Sadly, we’ll never know. With the death of Tito and the economic collapse of the 1980s, the federation began to fragment. Slovenia, Croatia and Bosnia all began to make moves towards independence and Milosevic began to arm and finance Serb milita groups in Bosnia. Despite his communist background, it quickly became apparent how little belief he had in the principles of Yugoslavian communism and how much he sought power as an end in itself. That famous line from Einstein – “Force always attracts men of low morality, and I believe it to be an invariable rule that tyrants of genius are succeeded by scoundrels” – captures perfectly Yugoslavia’s transition from Tito to Milosevic.

Whipping up anti-Muslim sentiment among Bosnian-Serbs and reminding Croatian-Serbs of their treatment at the hands of collaborators during World War 2, by late 1991 Milosevic had tapped into, and amplified, a mass psychosis within Serbian society. He gave speeches calling for the establishment of a Greater Serbia, a new state that would include significant portions of Bosnia and Croatia. He purged the Yugoslav People’s Army army of non-Serbs and massively increased his support for the nationalist militias. So that by the time the Bosnian referendum calling for independence was passed in February 1992, there was little doubt that it signalled the beginning of a nightmare. Bosnian Serbs, who made up about a third of the population and had boycott the referendum, declared an autonomous Serbian Republic in the north and east of Bosnia. Simultaneously Bosnian Croats declared an autonomous republic in the west. Arms and troops flooded across the borders from both Croatia and Serbia, though Milosevic’s control of the former Yugoslavian army gave him an distinct advantage.
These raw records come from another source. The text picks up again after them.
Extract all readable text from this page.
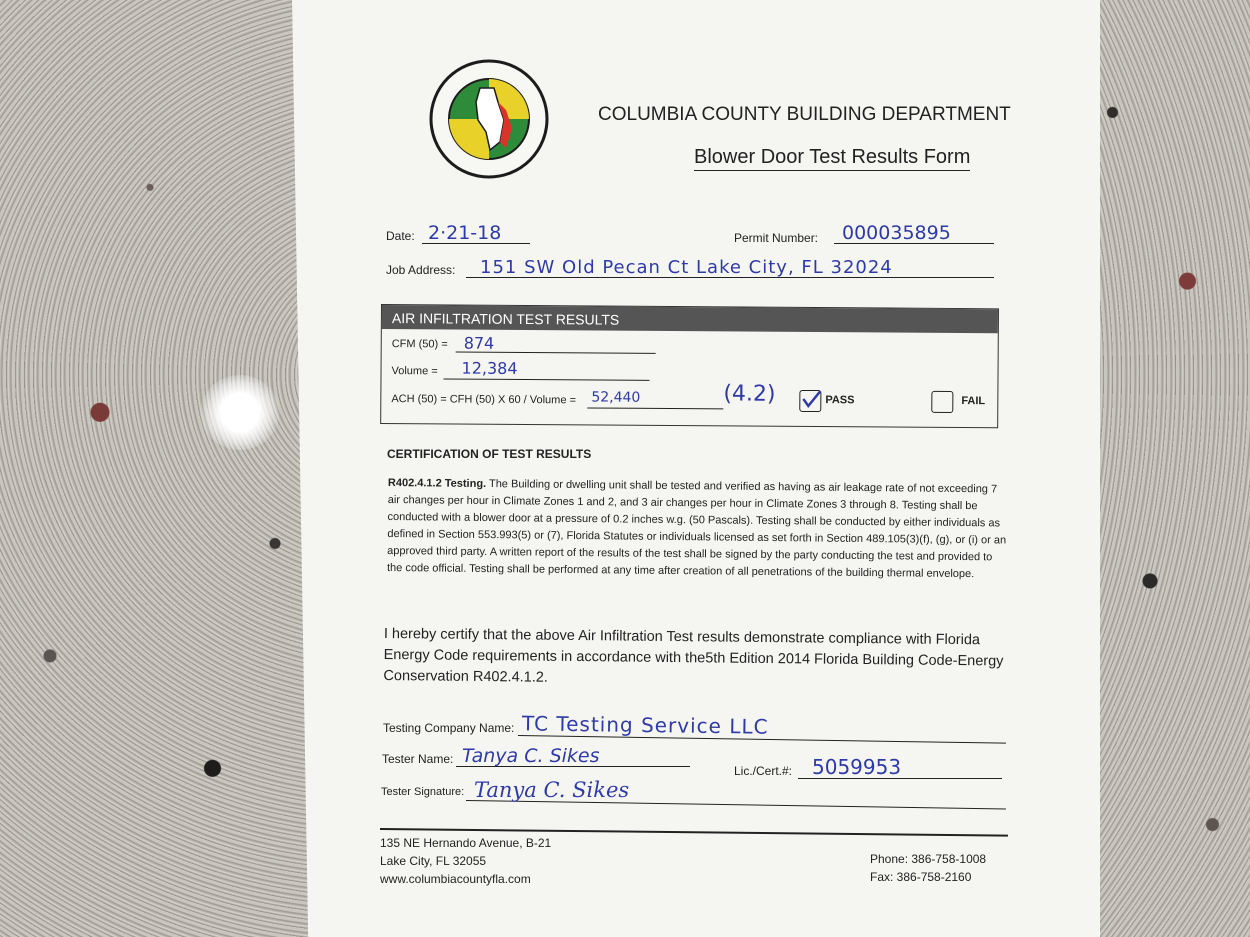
COLUMBIA COUNTY BUILDING DEPARTMENT
Blower Door Test Results Form
Date: 2·21-18	Permit Number: 000035895
Job Address: 151 SW Old Pecan Ct Lake City, FL 32024
AIR INFILTRATION TEST RESULTS
CFM (50) = 874
Volume = 12,384
ACH (50) = CFH (50) X 60 / Volume = 52,440	(4.2)	PASS	FAIL
CERTIFICATION OF TEST RESULTS
R402.4.1.2 Testing. The Building or dwelling unit shall be tested and verified as having as air leakage rate of not exceeding 7 air changes per hour in Climate Zones 1 and 2, and 3 air changes per hour in Climate Zones 3 through 8. Testing shall be conducted with a blower door at a pressure of 0.2 inches w.g. (50 Pascals). Testing shall be conducted by either individuals as defined in Section 553.993(5) or (7), Florida Statutes or individuals licensed as set forth in Section 489.105(3)(f), (g), or (i) or an approved third party. A written report of the results of the test shall be signed by the party conducting the test and provided to the code official. Testing shall be performed at any time after creation of all penetrations of the building thermal envelope.
I hereby certify that the above Air Infiltration Test results demonstrate compliance with Florida Energy Code requirements in accordance with the5th Edition 2014 Florida Building Code-Energy Conservation R402.4.1.2.
Testing Company Name: TC Testing Service LLC
Tester Name: Tanya C. Sikes
Lic./Cert.#: 5059953
Tester Signature: Tanya C. Sikes
135 NE Hernando Avenue, B-21
Lake City, FL 32055
www.columbiacountyfla.com
Phone: 386-758-1008
Fax: 386-758-2160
By the end of March 1992 the situation was chaotic. What started with political assassinations and attacks upon strategic targets soon descended into outright war. And worse. That terrible phrase, “ethnic cleansing”, entered the lexicon of the western media. Muslims were driven out of both Serb and Croat areas and atrocities were carried out by all sides. But it was the Serbian militia groups led by Radovan Karadzic who perpetrated the worst of the massacres. Whether you call it “psychotic” or instead reach for the word “evil”, the ultra-nationalist fervour that gripped the Serb militia in Bosnia resulted in some of the most heinous acts committed on European soil since the defeat of the Nazis. And while some may speak of the Prijedor or Srebrenica massacres, it was the siege of Sarajevo that came to symbolise the campaign of genocide and terror.

Sarajevo was one of the most integrated cities in the entire Balkan region. It is a bitter irony, but one that does nothing to lessen the horror of what happened. Through marriage, my own family includes a Serbian woman whose Muslim husband died during the siege. So while the siege of Sarajevo involved Serbian forces attacking a Bosnian city, on another level it was the vicious response of narrow-minded nationalism to a society that sought to move beyond it.
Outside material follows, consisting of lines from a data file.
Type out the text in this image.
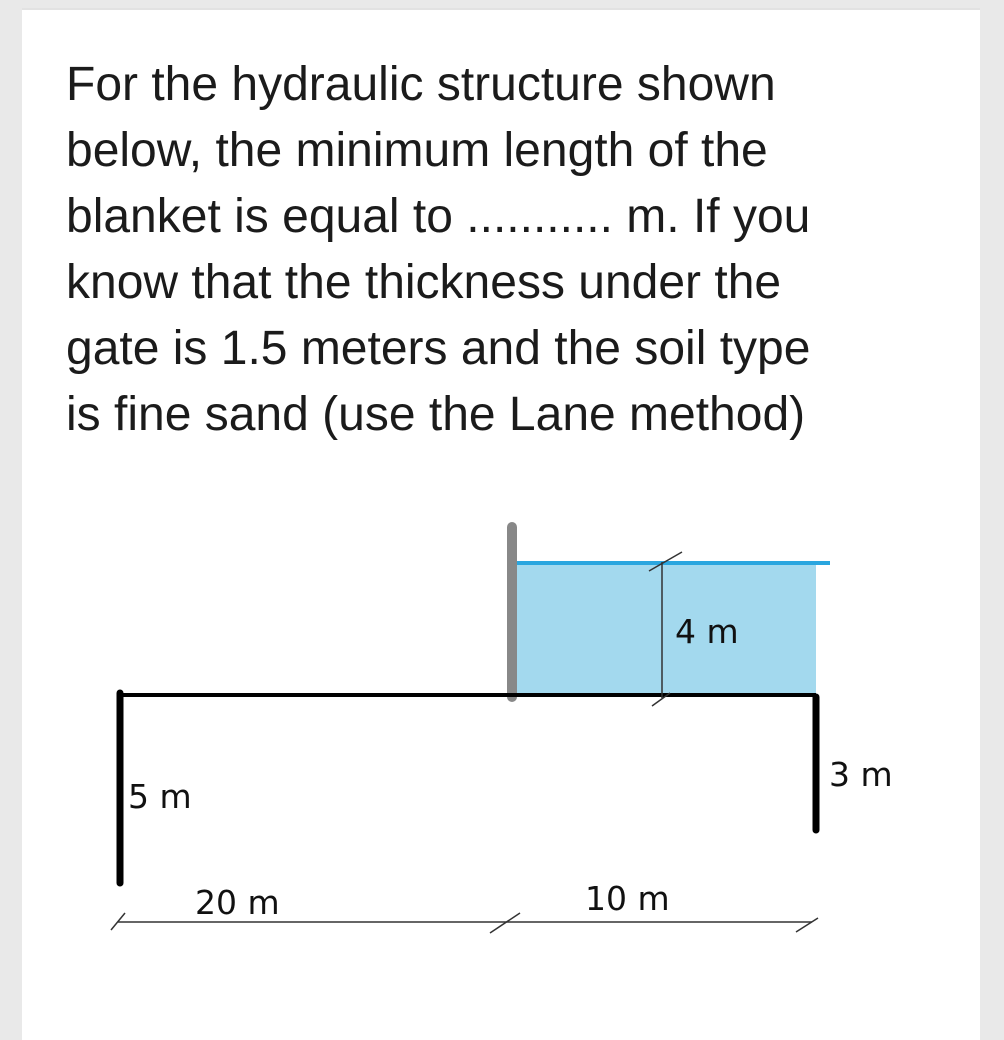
For the hydraulic structure shown
below, the minimum length of the
blanket is equal to ........... m. If you
know that the thickness under the
gate is 1.5 meters and the soil type
is fine sand (use the Lane method)

4 m
5 m
3 m
20 m	10 m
More than ten thousand civilians were killed and almost sixty thousand badly injured during the years the city was under siege. It would be an insult to every single one of them to try to break those numbers down into ethnic or religious groups. The artillery shells may have come from Serbian gun emplacements, but they did not discriminate upon impact. The siege of Sarajevo was carried out by Serbian forces, but the lessons to be learnt – about the dangers of nationalism, the ease with which perceived grievances can be whipped into frenzied violence by those in power, and the insanity of demonising The Other – are lessons that should be learnt by us all.